Phenolate-based bioactive compounds: Design, delivery and biomedical applications

Phenolate-based compounds benefit from salt or complex forms, boosting solubility and bioactivity. Rational design for the phenolate-based salts and complexes might provide us novel types of bioactive phenolates. pH influences these processes and self-association affects the solubility. Salts dissociation propensity of phenolic-based pharmaceuticals are influenced by solubility, pH, pK_a, K_sp, and pH_max. Along with smart delivery systems responded by external-internal stimulus of these compounds like metal polyphenolic networks (MPNs) serve effective anticancer, anti-inflammatory, antimicrobial activities in biomedical applications. Metal-phenolic compounds provide theranostic bioimaging like positron emission tomography (PET), fluorescence imaging (FI) including potential applications in agriculture and food.
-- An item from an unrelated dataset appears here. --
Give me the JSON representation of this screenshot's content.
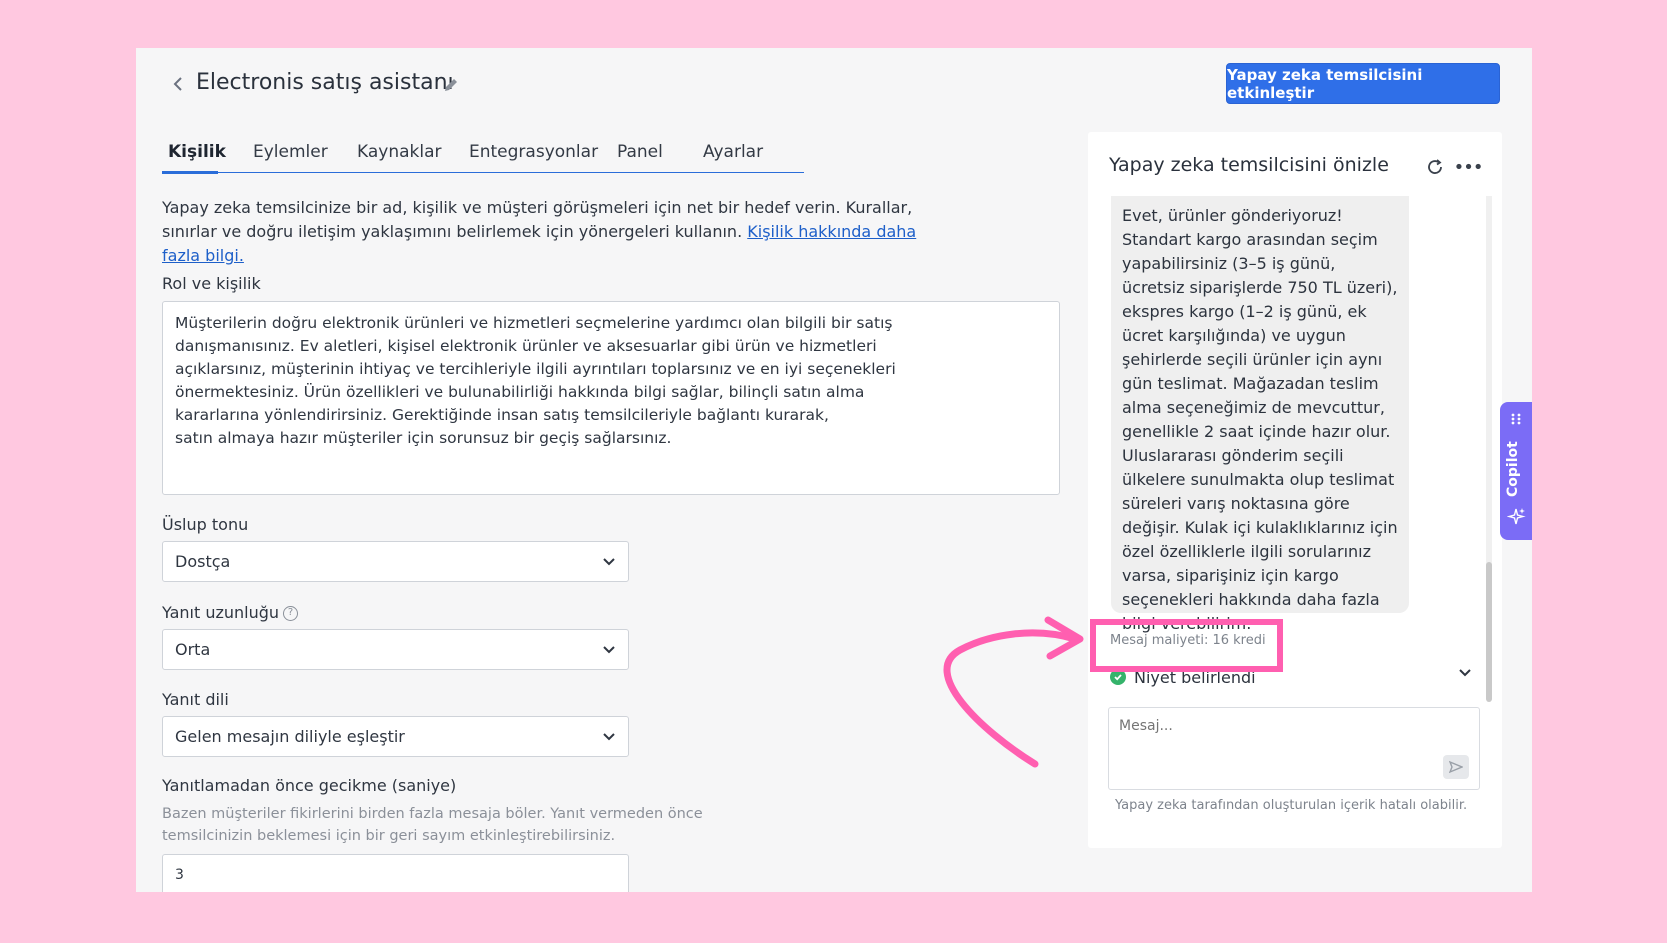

Moreover, artificial intelligence (AI)-driven drug architecture enhancements are discussed using machine learning (ML) technique. The technique involves creating bioactive materials by reacting phenolic medications with metals and other additives, modifying properties significantly. This review emphasizes the design and characterization of phenolate salts and complexes through comparative studies, smart delivery systems highlighting, offering insights into mechanisms, benefits, and biomedical advancements.